AI is adding value now

Solutions are finding their way into the enterprise today. The power of Cortana, Google Now and Siri to take actions on a user’s behalf have moved from novelty to critical functionality with lightening speed. Users now can lean on a system to handle an increasing number of cumbersome tasks.

Freemium offerings are also targeting the enterprise user. Amy the personal assistant from x.ai helps with the task of scheduling meetings using AI to negotiate available meeting times and logistics. Tagatoo offers users the opportunity to better identify tasks and priorities within the deluge of e-mails we all receive.

Meanwhile, products like IBM Watson and Microsoft Office Graph and Delve are making inroads into the workplace. And as the technology and market mature, those will just be the sharp point of the spear for what will become a pervasive landscape of cognitive solutions across a myriad of horizontal and vertical use cases.

Three things to do

If recent history tells us anything, it’s that knowledge management professionals need to understand and leverage disruption, not be swept along by it. With AI pounding on the door and sneaking through the windows of your enterprise, now is the time to:

  • Learn what AI really is, and what it isn’t.The gap between what we think AI can do and what it actually can do today can be very wide. Spend time understanding the landscape of capabilities out there. Some might prove too nascent to serve the needs of your organization yet. However, for those who embrace the cutting edge, being an early adopter may have a competitive advantage.
  • Evaluate benefits as well as risks.This is a replay of the old consumerization warnings that we’ve all been hearing for years.
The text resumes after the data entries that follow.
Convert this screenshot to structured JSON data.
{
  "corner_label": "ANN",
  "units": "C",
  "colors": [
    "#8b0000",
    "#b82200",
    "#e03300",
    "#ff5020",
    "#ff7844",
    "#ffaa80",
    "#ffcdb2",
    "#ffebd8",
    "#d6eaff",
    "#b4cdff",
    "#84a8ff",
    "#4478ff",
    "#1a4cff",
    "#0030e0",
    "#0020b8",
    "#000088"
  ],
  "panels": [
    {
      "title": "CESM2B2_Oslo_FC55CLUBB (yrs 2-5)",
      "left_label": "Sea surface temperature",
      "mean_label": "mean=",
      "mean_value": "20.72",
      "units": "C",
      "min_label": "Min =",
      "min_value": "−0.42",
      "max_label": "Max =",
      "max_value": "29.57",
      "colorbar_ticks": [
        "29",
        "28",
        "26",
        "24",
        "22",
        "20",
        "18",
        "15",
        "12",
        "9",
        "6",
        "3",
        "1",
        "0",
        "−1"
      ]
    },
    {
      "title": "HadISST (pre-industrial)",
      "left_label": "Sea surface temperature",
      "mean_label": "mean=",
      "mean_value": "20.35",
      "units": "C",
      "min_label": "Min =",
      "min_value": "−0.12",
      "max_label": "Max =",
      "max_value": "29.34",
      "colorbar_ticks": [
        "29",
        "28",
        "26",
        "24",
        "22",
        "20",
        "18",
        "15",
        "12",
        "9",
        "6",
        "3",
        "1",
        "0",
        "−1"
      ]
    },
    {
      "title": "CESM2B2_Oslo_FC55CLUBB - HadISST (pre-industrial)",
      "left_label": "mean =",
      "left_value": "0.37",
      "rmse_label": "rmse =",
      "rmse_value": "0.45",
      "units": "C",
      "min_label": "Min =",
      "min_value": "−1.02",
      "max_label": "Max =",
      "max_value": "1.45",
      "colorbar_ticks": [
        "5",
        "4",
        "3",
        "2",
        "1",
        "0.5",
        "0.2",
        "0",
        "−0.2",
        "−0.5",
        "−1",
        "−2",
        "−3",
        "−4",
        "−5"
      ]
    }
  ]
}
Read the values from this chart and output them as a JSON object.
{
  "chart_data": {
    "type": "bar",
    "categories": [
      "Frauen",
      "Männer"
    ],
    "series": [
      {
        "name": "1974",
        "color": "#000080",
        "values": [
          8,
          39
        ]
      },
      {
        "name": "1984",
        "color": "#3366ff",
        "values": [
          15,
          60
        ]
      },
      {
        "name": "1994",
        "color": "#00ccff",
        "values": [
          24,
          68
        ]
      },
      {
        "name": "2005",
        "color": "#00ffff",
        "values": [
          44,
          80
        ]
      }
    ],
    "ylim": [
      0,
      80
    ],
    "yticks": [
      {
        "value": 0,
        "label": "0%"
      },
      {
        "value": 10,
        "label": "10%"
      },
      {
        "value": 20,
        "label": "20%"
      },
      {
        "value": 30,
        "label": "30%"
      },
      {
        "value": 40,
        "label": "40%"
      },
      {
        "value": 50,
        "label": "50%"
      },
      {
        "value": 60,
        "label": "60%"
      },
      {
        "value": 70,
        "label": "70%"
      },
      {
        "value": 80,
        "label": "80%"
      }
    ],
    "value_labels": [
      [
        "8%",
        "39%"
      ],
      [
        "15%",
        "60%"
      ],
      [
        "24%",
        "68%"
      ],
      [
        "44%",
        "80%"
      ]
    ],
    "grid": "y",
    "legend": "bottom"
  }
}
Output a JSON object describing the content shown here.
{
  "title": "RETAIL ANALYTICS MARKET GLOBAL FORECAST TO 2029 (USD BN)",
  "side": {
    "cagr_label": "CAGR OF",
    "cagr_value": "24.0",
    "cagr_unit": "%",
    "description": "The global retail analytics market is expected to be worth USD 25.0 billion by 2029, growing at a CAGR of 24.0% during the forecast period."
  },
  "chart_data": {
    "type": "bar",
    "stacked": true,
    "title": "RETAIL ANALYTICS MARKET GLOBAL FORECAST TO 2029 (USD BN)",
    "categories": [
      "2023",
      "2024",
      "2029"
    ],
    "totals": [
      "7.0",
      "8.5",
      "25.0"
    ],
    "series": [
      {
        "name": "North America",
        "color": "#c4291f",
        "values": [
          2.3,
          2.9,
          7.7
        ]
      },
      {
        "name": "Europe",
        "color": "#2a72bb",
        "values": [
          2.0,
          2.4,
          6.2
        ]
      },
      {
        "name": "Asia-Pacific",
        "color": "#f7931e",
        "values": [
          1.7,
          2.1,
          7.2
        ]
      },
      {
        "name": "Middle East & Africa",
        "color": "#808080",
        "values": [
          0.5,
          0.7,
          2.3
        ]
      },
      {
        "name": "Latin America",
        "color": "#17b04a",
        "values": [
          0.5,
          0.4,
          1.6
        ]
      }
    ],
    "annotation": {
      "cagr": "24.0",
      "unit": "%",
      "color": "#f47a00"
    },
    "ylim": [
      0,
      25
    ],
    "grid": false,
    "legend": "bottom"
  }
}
It may be cool, it may help your users, but it may also be putting your organizational assets at risk. For instance, before you embrace a solution that eases scheduling hassles for your users, make certain that the meeting entitled “Discuss Acquisition of Competitor” isn’t visible to the world.
  • Determine how it fits into your architecture and strategy.These technologies are going to increasingly look and act like new virtual team members. To that end, they should be aligned and offer integration into your overall digital workplace strategy. Ensure that point solutions either support your overall enterprise architecture or be prepared to swap them out. For example, Cortana is likely to be better aligned and integrated with Microsoft enterprise assets like Office Graph and Microsoft’s backend information sources. Does your strategy leverage strategic vendor relationships? Standards? Vendor partnerships? The answer to those will ultimately help drive your strategy.